Replacement doors and windows:
  In order to have the house look more like the PH, I am replacing the doors and windows.  I ordered all my additional components through Judith of 'In Some Small Way' here in the UK as a special order.
  • The original PH has larger gothic windows downstairs and smaller ones upstairs.  I am replacing the Fairfield windows with one size of Grandt Line window (3960) in 1:24 scale.  To insert these, I glued in the original Fairfield window punchouts, then centred the new window and lowering the opening by a half inch from the original window line (as the Gothic windows are taller) and cut the new opening out with an electric jigsaw. A future challenge will be that the Grandt Line gothic windows do not come with an interior frame, so I will have to try to cut one myself to cover the edges of the cutout on the inside.
  • I am replacing internal doors with the Grandt Line Victorian 4 Panel door (3947) in 1:24 scale which takes the same size cut-out as the Fairfield doors.  I re-cut the new opening for the boy's bedroom door by drawing around the old door before I glued it into the original opening.
  • To simulate the PH oval window in the bathroom, I am using Grandt Line Round window (3918) in 1:24 scale.  To cut the hole, I drilled a pilot hole, then used a hole cutter attached to my drill.  We have a hole cutter set which comes with various sizes of toothed circles, luckily one of them was the right size for the window.  A future challenge will be that this window is quite deep, more than twice as deep as the thin plywood, so I will have to pack it out somehow, or cut it down if possible.
  • For the French doors into the conservatory, I am using Houseworks H6011 Classic French Doors.  I glued in the original Fairfield windows on the back wall, then drew the new opening and cut it out with the jigsaw.
  • For a front door, I am going to use Grandt Line 3946 and build up side lights on either side of it from scratch.  I cut out one big opening on the new front wall, which will accept the new front door with the new sidelights.
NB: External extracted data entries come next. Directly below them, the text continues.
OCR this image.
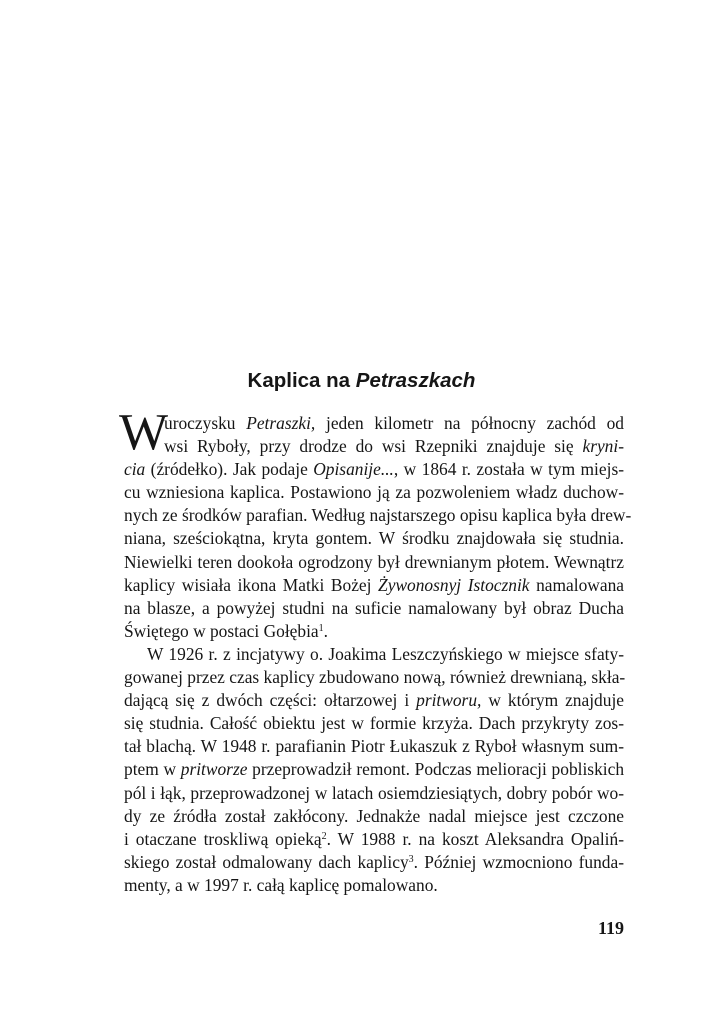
Kaplica na Petraszkach
W
uroczysku Petraszki, jeden kilometr na północny zachód od
wsi Ryboły, przy drodze do wsi Rzepniki znajduje się kryni-
cia (źródełko). Jak podaje Opisanije..., w 1864 r. została w tym miejs-
cu wzniesiona kaplica. Postawiono ją za pozwoleniem władz duchow-
nych ze środków parafian. Według najstarszego opisu kaplica była drew-
niana, sześciokątna, kryta gontem. W środku znajdowała się studnia.
Niewielki teren dookoła ogrodzony był drewnianym płotem. Wewnątrz
kaplicy wisiała ikona Matki Bożej Żywonosnyj Istocznik namalowana
na blasze, a powyżej studni na suficie namalowany był obraz Ducha
Świętego w postaci Gołębia$^1$.
W 1926 r. z incjatywy o. Joakima Leszczyńskiego w miejsce sfaty-
gowanej przez czas kaplicy zbudowano nową, również drewnianą, skła-
dającą się z dwóch części: ołtarzowej i pritworu, w którym znajduje
się studnia. Całość obiektu jest w formie krzyża. Dach przykryty zos-
tał blachą. W 1948 r. parafianin Piotr Łukaszuk z Ryboł własnym sum-
ptem w pritworze przeprowadził remont. Podczas melioracji pobliskich
pól i łąk, przeprowadzonej w latach osiemdziesiątych, dobry pobór wo-
dy ze źródła został zakłócony. Jednakże nadal miejsce jest czczone
i otaczane troskliwą opieką$^2$. W 1988 r. na koszt Aleksandra Opaliń-
skiego został odmalowany dach kaplicy$^3$. Później wzmocniono funda-
menty, a w 1997 r. całą kaplicę pomalowano.
119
Here is a picture of all the outside walls with their new openings.  I am not the most accurate cutter in the world, but I am fairly pleased with these.

In preparation for decorating, I smeared glue into all the cut-outs, tabs etc. that I am not going to be using, gluing in spare pieces of wood if required.  After those dried, I used Fine Surface Filler to smooth out the worst of the flaws, cracks, splinters from cutting etc.  I sanded the filler smooth with a palm sander, then took everything outside and gave it a spray with Plasti-Kote Clear Sealer.  This is a routine I got into when I was building the Willowcrest.  The Greenleaf plywood is not great, but with filling, sealing, priming and lots of sanding, you can achieve a fairly smooth surface for painting, papering etc.

1 comment:

  1. The PH has only the first few stairs of the staircase, the rest is just suggested and the hole for it is very narrow. You have the staircase which even though it takes up room, I feel is always a lovely feature in a house, It bothers me when the little people can't get up and down between floors! And I'm so pleased that the boy won't plummet to his death when he opens his bedroom door :) Not a happy household when that happens! I do the same with Greenleaf and other similar kits, LOTS of wood filler to smooth it out, LOTS of sanding. Probably spend more time on that than on any other part of the construction so I'll keep your tips in mind for my Fairfield - I'm sure that they will shorten the tedious process of getting a decent surface. I tend to be too much of a perfectionist I know, but that plywood is terrible!